Asia Bibi, la femme catholique acquittée de blasphème après avoir passé huit ans dans le couloir de la mort au Pakistan, se décrit comme «une prisonnière du fanatisme» dans son autobiographie récemment publiée.
La mère de cinq enfants a été condamnée à mort sur la base de preuves insuffisantes en 2010 après avoir été accusée de blasphème lors d’une dispute pour une tasse d’eau avec une collègue musulmane dans une ferme.
Salman Taseer, le gouverneur de l’État du Pendjab, et Shahbaz Bhatti, le ministre pakistanais des affaires des minorités, ont été assassinés pour l’avoir soutenue publiquement et avoir critiqué les lois pakistanaises sur le blasphème.
Bibi, âgée de 47 ans, a été acquittée par la Cour suprême du Pakistan en 2018 et vit maintenant en exil au Canada dans un lieu non divulgué après s’y être installée en mai dernier.
L’autobiographie de Bibi, Enfin libre!, a été écrite en français par la journaliste Isabelle-Anne Tollet, qui a fait campagne pour la liberté de Bibi et est la seule journaliste à l’avoir rencontrée au Canada.
«Vous connaissez déjà mon histoire grâce aux médias. Mais vous êtes loin de comprendre mon quotidien en prison ou ma nouvelle vie. Je suis devenue une prisonnière du fanatisme. Les larmes étaient les seuls compagnons dans la cellule», dit Bibi dans le livre.
Elle décrit le fait d’être enchaînée et de porter un collier de fer que les gardiens de prison pouvaient serrer avec un énorme écrou, précise ucanews.com.
«Au fond de moi, une peur sourde m’emmène vers les profondeurs de l’obscurité. Une peur déchirante qui ne me quittera jamais», dit-elle. «Je suis effrayée par le cri d’une femme. À mort! Les autres femmes renchérissent. Pendue! Pendue!»
Au Pakistan, pays à majorité musulmane, une allégation non fondée d’insulte à l’islam peut mener à un lynchage.
L’acquittement de Bibi a entraîné de violentes manifestations, menées par le chef politico-religieux Khadim Hussain Rizvi, qui ont paralysé le Pakistan.
Dans son livre, Bibi affirme que la minorité chrétienne est toujours persécutée au Pakistan.
«Même avec ma liberté, le climat ne semble pas avoir changé, et les chrétiens peuvent s’attendre à toutes sortes de représailles», dit-elle.
Bien qu’elle soit reconnaissante au Canada de lui avoir donné la sécurité et un nouveau départ, elle craint de ne pouvoir probablement jamais remettre les pieds dans son pays.

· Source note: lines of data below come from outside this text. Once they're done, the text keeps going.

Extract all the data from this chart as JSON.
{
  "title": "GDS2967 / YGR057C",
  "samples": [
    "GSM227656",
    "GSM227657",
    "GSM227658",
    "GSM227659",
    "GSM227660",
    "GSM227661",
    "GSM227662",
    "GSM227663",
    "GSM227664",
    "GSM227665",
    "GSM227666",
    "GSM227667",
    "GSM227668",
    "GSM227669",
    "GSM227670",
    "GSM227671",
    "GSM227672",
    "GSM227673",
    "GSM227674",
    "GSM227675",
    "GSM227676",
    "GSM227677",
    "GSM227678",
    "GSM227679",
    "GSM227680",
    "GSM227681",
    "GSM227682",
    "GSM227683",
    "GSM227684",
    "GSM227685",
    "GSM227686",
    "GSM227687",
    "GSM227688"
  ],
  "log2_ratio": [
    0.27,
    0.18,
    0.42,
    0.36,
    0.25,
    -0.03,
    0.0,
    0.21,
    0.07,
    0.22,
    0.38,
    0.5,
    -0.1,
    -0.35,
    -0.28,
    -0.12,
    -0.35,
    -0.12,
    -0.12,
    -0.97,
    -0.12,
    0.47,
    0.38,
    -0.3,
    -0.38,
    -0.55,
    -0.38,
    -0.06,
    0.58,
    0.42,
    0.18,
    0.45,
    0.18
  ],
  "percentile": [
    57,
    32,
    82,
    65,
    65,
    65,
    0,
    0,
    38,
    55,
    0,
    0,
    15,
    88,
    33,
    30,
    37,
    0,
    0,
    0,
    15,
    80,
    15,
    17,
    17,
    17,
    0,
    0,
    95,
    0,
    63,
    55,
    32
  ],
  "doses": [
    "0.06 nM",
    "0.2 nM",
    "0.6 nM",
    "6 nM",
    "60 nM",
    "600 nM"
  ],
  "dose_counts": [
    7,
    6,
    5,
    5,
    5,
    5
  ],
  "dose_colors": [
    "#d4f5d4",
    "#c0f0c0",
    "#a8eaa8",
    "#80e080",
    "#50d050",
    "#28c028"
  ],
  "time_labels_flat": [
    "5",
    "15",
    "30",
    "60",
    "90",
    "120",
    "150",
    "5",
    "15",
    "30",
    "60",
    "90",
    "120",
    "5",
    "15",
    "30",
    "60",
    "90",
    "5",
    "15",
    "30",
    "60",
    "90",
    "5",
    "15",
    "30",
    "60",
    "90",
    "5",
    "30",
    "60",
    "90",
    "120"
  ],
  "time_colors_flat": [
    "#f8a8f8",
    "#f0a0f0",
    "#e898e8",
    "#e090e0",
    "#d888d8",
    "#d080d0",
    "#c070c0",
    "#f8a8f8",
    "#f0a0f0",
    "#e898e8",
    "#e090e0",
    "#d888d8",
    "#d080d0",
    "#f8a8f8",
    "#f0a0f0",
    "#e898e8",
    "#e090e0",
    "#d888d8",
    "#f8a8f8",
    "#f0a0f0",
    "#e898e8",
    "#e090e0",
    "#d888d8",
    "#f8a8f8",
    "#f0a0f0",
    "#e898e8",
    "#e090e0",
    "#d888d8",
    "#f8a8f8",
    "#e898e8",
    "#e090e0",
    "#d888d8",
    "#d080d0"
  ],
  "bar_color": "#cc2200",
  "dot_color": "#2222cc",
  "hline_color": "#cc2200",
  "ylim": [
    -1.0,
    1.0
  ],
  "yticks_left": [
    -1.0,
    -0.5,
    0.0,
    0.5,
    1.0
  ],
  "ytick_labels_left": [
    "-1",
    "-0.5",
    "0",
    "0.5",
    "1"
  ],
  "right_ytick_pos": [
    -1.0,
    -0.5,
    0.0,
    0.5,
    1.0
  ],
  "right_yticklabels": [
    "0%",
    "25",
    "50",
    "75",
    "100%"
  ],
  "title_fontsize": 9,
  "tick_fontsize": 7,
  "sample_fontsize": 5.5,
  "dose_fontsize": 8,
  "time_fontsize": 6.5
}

«Dans ce pays inconnu, je suis prête pour un nouveau départ, peut-être pour une nouvelle vie. Mais à quel prix?», demande Bibi.
«Mon cœur s’est brisé quand j’ai dû partir sans dire au revoir à mon père ou à d’autres membres de la famille. Le Pakistan est mon pays. J’aime mon pays, mais je suis en exil pour toujours.»
Elle qualifie les lois pakistanaises sur le blasphème d’«épée de Damoclès» suspendue au-dessus de la tête des minorités religieuses.
De 1987 à 2017, au moins 1 500 personnes ont été accusées de blasphème au Pakistan, tandis qu’au moins 75 personnes accusées de blasphème ont été assassinées, selon le Centre pour la justice sociale.